According to the Australian Transport Safety Bureau (ATSB), the 717 had just touched down on Runway 24 when the first officer spotted the rotating orange beacon of “Safety Two,” the car’s call sign, ahead on the runway and called for an immediate a go-around due to a “car on the runway.”

An Airservices Australia air traffic controller cleared the bright yellow car onto the runway for the foreign object debris (FOD) inspection, but then forgot the car was on the runway when clearing the 717 to land shortly after.
Safety Two had stopped on the centerline markings, facing away from the oncoming traffic, and the safety officer behind the wheel only became aware of the incursion after the 717 flew over at 150 ft. altitude during the go-around. The first officer said the aircraft broke out of the clouds at 700 ft. above the ground and he began looking for the car at 30 ft. altitude based on earlier reports that the inspection was underway in the area. The pilots said they did not hear the controllers clearing the car unto Runway 24. Visibility was approximately 1.6 nm in “moderate” showers at the time of the incident.
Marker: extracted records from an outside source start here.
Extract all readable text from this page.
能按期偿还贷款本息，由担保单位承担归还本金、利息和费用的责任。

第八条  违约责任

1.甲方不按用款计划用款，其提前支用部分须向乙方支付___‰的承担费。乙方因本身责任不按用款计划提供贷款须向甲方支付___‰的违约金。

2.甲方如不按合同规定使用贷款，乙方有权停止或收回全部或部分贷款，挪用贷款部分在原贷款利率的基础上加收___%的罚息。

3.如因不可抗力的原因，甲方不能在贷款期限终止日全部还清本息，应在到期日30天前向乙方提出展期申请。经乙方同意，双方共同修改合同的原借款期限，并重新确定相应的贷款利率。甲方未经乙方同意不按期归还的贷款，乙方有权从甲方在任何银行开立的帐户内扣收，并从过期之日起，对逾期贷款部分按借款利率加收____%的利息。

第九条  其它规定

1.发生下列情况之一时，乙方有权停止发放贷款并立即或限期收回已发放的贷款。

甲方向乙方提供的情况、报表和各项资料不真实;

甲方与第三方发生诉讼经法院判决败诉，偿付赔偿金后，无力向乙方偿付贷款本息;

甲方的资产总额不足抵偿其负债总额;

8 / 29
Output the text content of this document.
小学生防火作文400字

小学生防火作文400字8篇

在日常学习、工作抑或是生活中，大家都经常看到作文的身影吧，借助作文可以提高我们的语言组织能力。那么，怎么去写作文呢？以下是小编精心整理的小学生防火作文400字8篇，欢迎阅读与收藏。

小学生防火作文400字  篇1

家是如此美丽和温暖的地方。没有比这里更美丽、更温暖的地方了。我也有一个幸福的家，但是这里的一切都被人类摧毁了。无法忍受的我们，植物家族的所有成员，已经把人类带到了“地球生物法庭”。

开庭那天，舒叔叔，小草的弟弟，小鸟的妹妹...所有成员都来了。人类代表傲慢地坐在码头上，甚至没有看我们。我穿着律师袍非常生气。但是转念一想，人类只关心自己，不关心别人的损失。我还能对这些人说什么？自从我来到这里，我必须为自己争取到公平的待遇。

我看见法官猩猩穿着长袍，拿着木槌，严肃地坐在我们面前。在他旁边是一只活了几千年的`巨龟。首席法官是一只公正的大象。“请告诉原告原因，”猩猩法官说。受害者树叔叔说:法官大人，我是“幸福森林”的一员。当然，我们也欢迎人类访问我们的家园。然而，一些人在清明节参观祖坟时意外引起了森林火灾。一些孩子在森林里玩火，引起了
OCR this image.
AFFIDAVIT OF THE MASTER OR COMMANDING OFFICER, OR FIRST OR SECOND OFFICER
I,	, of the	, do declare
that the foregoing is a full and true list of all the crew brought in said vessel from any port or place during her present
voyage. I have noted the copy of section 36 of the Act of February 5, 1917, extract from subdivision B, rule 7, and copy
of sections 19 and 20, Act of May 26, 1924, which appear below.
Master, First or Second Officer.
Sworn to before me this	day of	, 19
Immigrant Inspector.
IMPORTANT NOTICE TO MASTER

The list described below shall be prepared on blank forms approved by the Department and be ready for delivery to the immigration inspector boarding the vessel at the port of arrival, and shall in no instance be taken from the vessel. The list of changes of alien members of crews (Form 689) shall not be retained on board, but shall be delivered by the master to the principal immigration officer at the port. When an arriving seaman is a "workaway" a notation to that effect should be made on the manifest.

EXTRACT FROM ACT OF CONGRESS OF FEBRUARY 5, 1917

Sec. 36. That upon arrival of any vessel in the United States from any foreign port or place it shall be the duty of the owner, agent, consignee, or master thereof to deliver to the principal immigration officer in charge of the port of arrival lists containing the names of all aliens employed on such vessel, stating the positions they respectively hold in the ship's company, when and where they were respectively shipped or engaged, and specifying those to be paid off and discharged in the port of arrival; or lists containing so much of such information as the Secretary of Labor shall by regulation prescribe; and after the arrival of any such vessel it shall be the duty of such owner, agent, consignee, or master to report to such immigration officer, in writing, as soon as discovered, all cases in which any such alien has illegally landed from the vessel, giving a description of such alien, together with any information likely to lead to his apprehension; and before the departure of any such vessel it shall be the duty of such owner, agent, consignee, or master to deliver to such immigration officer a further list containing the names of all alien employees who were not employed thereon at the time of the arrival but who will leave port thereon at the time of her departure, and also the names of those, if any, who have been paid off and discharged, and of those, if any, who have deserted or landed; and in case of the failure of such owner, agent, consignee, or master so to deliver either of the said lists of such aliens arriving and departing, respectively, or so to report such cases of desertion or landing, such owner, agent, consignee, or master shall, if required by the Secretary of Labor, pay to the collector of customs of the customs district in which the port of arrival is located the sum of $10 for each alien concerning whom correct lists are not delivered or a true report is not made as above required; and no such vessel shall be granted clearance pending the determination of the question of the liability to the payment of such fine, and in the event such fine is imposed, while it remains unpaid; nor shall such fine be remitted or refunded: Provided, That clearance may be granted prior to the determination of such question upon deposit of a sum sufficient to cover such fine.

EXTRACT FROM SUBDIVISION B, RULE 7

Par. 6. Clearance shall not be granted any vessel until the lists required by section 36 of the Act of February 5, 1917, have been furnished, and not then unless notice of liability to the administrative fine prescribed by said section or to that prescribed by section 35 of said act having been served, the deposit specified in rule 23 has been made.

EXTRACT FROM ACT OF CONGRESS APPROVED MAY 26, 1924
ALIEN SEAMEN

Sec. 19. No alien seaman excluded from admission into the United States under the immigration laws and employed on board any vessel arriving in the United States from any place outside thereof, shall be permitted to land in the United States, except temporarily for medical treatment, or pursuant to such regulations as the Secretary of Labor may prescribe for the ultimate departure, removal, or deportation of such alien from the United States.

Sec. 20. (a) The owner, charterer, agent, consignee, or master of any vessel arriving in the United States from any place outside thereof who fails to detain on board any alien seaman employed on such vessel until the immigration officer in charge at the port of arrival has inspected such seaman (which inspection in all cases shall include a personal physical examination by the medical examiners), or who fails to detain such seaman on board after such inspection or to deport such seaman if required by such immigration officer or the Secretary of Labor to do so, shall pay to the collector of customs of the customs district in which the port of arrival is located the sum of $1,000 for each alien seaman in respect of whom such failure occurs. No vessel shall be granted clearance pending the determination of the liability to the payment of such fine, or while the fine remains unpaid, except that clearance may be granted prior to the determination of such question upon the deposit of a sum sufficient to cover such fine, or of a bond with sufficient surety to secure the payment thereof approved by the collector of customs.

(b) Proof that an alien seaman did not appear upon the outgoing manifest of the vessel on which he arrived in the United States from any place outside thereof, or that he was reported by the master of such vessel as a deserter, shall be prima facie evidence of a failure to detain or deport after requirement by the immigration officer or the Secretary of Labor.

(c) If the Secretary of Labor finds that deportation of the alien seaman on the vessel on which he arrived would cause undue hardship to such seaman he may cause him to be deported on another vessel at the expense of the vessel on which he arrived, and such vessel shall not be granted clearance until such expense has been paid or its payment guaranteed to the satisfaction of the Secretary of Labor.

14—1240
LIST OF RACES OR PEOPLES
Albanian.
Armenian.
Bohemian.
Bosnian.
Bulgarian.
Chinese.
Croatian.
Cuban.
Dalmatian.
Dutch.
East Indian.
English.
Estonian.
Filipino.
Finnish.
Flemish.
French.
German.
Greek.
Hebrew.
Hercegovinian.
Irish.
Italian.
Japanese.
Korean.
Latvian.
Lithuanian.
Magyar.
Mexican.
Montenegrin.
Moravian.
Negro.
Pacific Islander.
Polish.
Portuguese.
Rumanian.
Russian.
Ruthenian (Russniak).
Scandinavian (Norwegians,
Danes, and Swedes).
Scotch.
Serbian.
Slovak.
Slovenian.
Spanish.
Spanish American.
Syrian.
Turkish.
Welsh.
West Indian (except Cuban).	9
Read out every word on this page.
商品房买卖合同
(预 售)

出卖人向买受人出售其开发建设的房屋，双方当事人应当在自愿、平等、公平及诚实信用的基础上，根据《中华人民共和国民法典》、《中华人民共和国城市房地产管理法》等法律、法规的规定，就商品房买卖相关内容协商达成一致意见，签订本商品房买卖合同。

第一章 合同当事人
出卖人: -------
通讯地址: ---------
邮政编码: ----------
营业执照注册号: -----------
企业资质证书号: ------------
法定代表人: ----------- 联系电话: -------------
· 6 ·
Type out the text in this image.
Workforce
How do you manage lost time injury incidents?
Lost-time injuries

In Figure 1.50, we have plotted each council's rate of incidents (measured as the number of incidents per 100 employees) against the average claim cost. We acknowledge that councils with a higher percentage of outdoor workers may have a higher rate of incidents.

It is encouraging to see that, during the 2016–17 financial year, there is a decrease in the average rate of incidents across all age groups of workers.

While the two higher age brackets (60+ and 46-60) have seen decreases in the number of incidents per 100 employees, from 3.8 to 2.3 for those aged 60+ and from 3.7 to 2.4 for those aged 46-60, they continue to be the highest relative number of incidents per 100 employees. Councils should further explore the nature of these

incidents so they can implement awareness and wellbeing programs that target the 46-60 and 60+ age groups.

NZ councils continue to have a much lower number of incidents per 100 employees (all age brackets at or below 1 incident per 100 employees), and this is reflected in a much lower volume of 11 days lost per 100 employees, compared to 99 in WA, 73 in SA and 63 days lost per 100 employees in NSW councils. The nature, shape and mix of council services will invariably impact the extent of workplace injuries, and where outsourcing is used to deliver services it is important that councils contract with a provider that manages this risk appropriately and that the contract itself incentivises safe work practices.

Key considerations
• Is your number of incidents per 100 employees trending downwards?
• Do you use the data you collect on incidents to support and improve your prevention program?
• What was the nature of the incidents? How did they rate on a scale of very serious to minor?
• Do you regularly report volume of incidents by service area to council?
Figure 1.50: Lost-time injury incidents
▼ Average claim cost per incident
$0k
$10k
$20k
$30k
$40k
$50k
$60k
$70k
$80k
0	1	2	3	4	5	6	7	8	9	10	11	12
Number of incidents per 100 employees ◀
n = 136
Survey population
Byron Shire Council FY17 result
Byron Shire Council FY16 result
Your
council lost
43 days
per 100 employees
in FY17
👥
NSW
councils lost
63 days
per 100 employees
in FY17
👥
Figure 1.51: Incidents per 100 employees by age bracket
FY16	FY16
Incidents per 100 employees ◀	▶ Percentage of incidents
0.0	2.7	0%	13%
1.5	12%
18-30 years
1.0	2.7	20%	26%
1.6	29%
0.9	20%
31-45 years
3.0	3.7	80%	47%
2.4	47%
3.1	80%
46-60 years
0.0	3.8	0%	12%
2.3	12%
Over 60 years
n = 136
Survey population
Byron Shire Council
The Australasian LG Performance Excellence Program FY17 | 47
Afterward, the crew told investigators that they made a “split-second” decision to perform the go-around, and had they commenced the reverse-thrust action, they “would have been committed” to the landing.  

“The first officer was highly experienced which may have assisted in sighting the vehicle and reacting quickly,” the ATSB says in the final report. “The incident provided a very good example of the value of flight crew knowing their role as pilot flying or pilot monitoring explicitly and maintaining a good awareness of their environment.”

The airport operator made seven changes or actions following the incident, including a mandate that all runway inspections—the airport carries out five daily—be performed facing oncoming air traffic. Driving “with the flow,” or in the same direction that aircraft are operating, had started in May based on a request from the air navigation services provider, Airservices Australia, to “expedite runway inspections by operating with the flow of aircraft traffic….where possible to increase efficiency,” the ATSB says. “Since then, most FOD inspections were conducted with the flow of the aircraft traffic.”

Other actions by the airport include a review of whether a dedicated radio channel is needed for safety officers when operating on or crossing runways, reassessing vehicle lighting and investigating technology that minimizes runway entry and occupancy requirements.

For its part Airservices Australia says an advanced surface movement guidance control system, or ground radar, will be commissioned this year that will track and provide a visual display of all aircraft and vehicles on the airfield.
“In this incident, (air traffic control) would have received an alert indicating the conflict between the aircraft on final and the vehicle on the runway,” the ATSB says.